The earth was formless and void, and darkness was over the surface of the deep, and the Spirit of God was moving over the surface of the waters.
I have just napped for one hour & had the most astonishing dream that I can remember having. The logistics are a bit spectacular (in the scale of something being large, not of something being “cool”), so I’ll try not to get into them so that I have time to tie it into Morris. Trust me, I can.
The basic line of my dream followed my body as I went to see a movie. The film starts, & I am seated in the plush movie theater seats we all know & love, watching a scene of natural airs unfold on the screen. A family on a campground somewhere vast, on a mountain where there are pines & oaks & not much activity besides the chatter coming from their camper. The camera cuts to following a young girl – belonging to the camping family – as she walks slowly & quietly through the woods, investigating the area. She comes across a man who is on his knees in the midst of old, dirty camping gear, weeping over the rag-doll body of a dead child in his arms. He looks up at her (& thus looks up at the camera, as it is from her view), & the camera cuts to the girl’s father, gathering firewood somewhere else on the mountain. His son runs up to him & asks him where Mother is, & (this part I haven’t figured out yet), the camera cuts to a close-up of Father’s face, suddenly with a shocked/worried look on his face. He drops the pieces of wood he’s carrying right where he is & begins to run up the mountain. The camera cuts
quickly to following the mother up the same path that her daughter had taken when she had discovered the man with the dirty camping gear holding a dead child. This time, the mother discovers the same man, only he is walking out of his tent as the camera pans right, following Mother’s gaze. In the dirt behind the tent, the camera can make out 2 or 3 bodies lying still, one of an older woman & 2 little girls. Camera cuts to several quick, gruesome images of the faces of these bodies, dirty & blank, dead, & the final image that is flashed, held for a little longer, is that of Mother’s little daughter for whom she had been looking. The man now advances slowly towards Mother, grinning, as she backs up cautiously but with resolution in her eyes, seemingly unafraid (which I can’t explain). The camera is now faced towards her, from the view of the stranger, & it follows her as she reaches the end of the mountain (a cliff on the edge of the stranger’s camping area), turns around, & jumps off. The camera continues to follow her through the air, as she grows a huge pair of dark brown eagles’ wings & plunges headfirst into a large body of water at the bottom of the lake. When she hits the water, the camera cuts to an underwater view, where we can see that she has transformed entirely into an eagle, & in the same body of water there are several other eagles floating motionless around her; it is a pool of dead eagles, fallen from the cliff. Apparently, this is where the movie ends, & I come to the realization that the audience (including me) is now floating downstream in a large pool, towards the theater’s exit. It doesn’t seem weird to me that our seats have been turned into water until I wake up.

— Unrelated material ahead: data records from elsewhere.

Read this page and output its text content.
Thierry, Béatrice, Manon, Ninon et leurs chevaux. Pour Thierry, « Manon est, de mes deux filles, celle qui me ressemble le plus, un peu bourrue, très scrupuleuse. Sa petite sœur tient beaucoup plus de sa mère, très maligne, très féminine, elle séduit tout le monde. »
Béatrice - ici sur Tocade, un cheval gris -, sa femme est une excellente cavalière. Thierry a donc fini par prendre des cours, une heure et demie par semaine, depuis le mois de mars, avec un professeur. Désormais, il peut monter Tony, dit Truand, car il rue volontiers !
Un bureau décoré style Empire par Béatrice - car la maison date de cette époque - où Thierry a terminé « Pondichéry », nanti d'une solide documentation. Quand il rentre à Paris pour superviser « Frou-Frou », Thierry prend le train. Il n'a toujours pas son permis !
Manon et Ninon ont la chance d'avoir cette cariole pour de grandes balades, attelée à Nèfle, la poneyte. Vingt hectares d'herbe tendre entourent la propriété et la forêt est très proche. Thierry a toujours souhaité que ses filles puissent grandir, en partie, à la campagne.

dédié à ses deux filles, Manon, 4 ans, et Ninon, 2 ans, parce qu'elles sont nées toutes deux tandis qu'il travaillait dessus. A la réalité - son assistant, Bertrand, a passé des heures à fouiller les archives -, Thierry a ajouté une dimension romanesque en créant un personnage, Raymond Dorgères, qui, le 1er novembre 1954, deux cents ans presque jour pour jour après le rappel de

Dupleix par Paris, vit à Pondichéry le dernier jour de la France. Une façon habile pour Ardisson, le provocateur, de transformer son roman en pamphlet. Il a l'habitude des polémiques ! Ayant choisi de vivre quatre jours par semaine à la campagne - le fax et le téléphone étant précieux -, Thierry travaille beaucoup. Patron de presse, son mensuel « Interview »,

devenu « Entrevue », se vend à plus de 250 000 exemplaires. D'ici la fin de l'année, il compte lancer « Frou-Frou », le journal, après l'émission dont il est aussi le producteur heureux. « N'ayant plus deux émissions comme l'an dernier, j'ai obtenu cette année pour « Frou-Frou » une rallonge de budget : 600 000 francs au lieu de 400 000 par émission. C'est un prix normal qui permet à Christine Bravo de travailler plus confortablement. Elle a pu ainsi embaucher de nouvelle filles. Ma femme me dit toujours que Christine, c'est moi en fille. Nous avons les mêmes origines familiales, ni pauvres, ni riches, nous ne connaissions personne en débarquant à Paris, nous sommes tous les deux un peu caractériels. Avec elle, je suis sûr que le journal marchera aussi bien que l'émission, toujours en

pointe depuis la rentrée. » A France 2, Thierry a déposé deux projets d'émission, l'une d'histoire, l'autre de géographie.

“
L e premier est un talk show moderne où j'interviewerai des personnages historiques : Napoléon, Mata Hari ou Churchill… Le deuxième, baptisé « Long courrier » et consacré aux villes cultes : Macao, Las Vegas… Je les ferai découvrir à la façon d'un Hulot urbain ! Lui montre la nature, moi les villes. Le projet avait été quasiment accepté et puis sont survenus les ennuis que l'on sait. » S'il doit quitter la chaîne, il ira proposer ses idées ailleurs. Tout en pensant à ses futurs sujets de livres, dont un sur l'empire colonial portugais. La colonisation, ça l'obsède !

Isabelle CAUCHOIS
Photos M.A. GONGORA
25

This dream speaks to me on so many levels concerning Morris’ views on both cinematic presence as well as the ties that bind truth, reality, & evolution. Because if this dream is untrue, then is it unreal as well? Can it be possible that just because it is labeled as a dream it is inevitably considered as unreal, a reality schewed perhaps, but unreal all the same? Personally, I don’t see how anything can be shrugged off as a product of a false reality, or why a woman cannot turn into a eagle as a sign of some matriarchal martyrdom, crashing gloriously into a soft bottom of water & rising bubbles. People exist, tents exist, eagles exist, water exists, even the concepts involved exist: a murderer, a truth revealed, worry & resolve. Where does this become something not real? When does truth cease to become a piece of this puzzle? If the imagery is vibrant, the emotions crushing (I’m still not over what happened), & the allegorys muddled, mixed & confusing as all hell, what differentiates it from any other piece of art. Could it be that dreams are pieces of accidental art? The interesting thing, I suppose, is that it was really a dream of me watching a movie, putting to the test the old notion that cinema is like a dream (the uninvolved spectator, etc.). But I swear it felt real, & I swear I was on the verge of tears when my alarm sounded.